Uma sucessão de equívocos e descasos, que acontecem todos os dias em diversos lugares do Brasil, pôs fim à vida de mais de duas centenas de jovens em Santa Maria/RS. Uma tragédia de proporções gigantescas, uma casa dos horrores, um acontecimento funesto para nosso país. Foi lá, mas podia ter sido em qualquer lugar onde existe uma casa de festa ou show que não segue as recomendações previstas na legislação. Sim, porque o que mais vemos nesse país são formas de driblar a lei e aplicar o famoso jeitinho brasileiro.
Quem de nós, ao entrar em uma casa noturna para assistir a um espetáculo, vai fiscalizar se há saídas de emergência, se o revestimento acústico é feito com material seguro, se a estrutura do prédio está em boas condições, se existe um sistema eficiente de ventilação? Ninguém. E não é mesmo de nossa alçada fazer isto. Quando entramos em um lugar qualquer para nos divertir, acreditamos que tudo isso foi checado por aqueles que o deveriam fazer.
Aliás, em todos os momentos de nossas vidas, estamos sempre acreditando que todos fazem sempre o melhor em suas especialidades. É assim quando precisamos de atendimento médico e confiamos nossa saúde nas mãos de médicos e enfermeiros. É assim quando entramos numa escola e confiamos nosso aprendizado nas mãos de educadores. É assim quando entramos em um avião e confiamos nossa existência nas mãos do comandante.
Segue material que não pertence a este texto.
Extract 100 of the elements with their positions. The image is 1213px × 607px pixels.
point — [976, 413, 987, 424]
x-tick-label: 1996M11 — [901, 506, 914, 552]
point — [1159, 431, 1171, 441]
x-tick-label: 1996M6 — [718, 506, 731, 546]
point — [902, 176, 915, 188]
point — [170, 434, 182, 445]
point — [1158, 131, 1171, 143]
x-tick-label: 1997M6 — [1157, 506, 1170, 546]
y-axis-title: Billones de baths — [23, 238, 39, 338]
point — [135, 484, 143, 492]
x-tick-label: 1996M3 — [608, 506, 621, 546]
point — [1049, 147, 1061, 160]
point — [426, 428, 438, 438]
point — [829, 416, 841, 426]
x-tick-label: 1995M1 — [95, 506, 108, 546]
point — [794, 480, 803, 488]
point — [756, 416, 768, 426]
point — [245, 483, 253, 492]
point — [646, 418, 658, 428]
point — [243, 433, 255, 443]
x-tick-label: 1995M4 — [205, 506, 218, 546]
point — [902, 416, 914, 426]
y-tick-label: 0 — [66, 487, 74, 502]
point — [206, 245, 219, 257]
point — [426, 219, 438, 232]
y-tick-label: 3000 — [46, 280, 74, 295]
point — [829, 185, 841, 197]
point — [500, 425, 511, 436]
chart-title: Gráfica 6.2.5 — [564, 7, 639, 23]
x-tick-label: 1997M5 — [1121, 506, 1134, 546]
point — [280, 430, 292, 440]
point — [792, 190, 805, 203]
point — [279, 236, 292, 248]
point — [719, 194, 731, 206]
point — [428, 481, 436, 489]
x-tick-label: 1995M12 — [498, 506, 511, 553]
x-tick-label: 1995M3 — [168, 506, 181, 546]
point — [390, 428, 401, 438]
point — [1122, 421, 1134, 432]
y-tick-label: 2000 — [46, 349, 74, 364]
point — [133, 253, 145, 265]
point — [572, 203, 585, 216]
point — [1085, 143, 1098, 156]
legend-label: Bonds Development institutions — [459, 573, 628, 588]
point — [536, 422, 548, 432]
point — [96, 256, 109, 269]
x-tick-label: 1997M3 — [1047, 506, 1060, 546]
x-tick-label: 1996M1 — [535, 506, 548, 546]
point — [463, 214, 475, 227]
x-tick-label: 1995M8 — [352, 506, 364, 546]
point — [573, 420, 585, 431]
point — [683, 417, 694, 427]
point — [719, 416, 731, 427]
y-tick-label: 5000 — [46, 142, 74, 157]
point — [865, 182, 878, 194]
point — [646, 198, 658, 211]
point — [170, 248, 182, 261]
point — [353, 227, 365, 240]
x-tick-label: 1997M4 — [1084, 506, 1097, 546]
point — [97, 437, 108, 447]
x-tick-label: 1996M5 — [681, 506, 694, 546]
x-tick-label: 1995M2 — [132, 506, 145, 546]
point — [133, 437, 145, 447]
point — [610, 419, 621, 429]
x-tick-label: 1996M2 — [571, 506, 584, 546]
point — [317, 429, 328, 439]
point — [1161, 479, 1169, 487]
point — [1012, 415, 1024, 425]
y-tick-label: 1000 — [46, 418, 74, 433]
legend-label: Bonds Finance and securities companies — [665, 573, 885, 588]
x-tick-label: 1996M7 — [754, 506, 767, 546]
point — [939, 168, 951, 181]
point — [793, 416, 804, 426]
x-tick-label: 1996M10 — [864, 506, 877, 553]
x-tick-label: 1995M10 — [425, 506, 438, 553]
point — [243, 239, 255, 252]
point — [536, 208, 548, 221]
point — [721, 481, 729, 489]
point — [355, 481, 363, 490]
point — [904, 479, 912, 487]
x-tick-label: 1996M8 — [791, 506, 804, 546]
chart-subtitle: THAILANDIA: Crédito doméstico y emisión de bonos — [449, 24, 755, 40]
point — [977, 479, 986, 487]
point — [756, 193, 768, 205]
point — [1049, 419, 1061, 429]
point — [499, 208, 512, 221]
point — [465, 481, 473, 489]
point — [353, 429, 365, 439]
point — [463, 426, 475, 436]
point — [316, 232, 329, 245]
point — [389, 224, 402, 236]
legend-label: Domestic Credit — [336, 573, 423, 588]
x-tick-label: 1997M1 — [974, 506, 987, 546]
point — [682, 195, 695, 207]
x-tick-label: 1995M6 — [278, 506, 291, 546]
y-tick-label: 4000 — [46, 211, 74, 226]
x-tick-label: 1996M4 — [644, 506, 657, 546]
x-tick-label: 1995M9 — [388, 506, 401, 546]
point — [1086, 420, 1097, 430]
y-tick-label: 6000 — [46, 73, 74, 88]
E assim a teia se dá e estamos sempre dependendo da consciência e da competência alheia.
Nós, seres humanos, sofremos de uma síndrome incurável. Acreditamos que a pedra só cai no telhado do vizinho e que conosco nada de mal irá acontecer. Somos imprudentes, displicentes e até inescrupulosos, e quando algo dá errado, ficamos procurando um bode expiatório pra assumir a responsabilidade que é nossa. Leis não se cumprem, trabalhos não se realizam, fiscalizações não se concretizam e não raro, o dolo recai sobre as próprias vítimas.
O horror que chocou o país numa madrugada de janeiro, não foi uma fatalidade. Se não há culpados por ações, com certeza haverá por omissões. Como uma casa noturna com capacidade para duas mil pessoas funcionava com alvará vencido há seis meses? Como uma banda experiente pode realizar efeitos pirotécnicos dentro de um ambiente fechado e cercado por materiais inflamáveis? Como essa casa teve autorização para funcionar tendo apenas uma saída e sendo tão mal sinalizada?
O fato é que mais de duzentas famílias foram feridas de morte e pra essa dor não há remédio. Milhares de jovens tiveram suas vidas marcadas para sempre e o alívio só o tempo poderá trazer. Nesse momento assistimos autoridades nacionais e internacionais se solidarizando com as famílias das vítimas. Mas espero do fundo do coração, que a tragédia de Santa Maria não tenha sido em vão, e que não seja esquecida. Que nunca mais tenhamos que chorar a perda de vidas tão tenras, que sucumbiram à incompetência, ao descaso e à desvalorização da vida!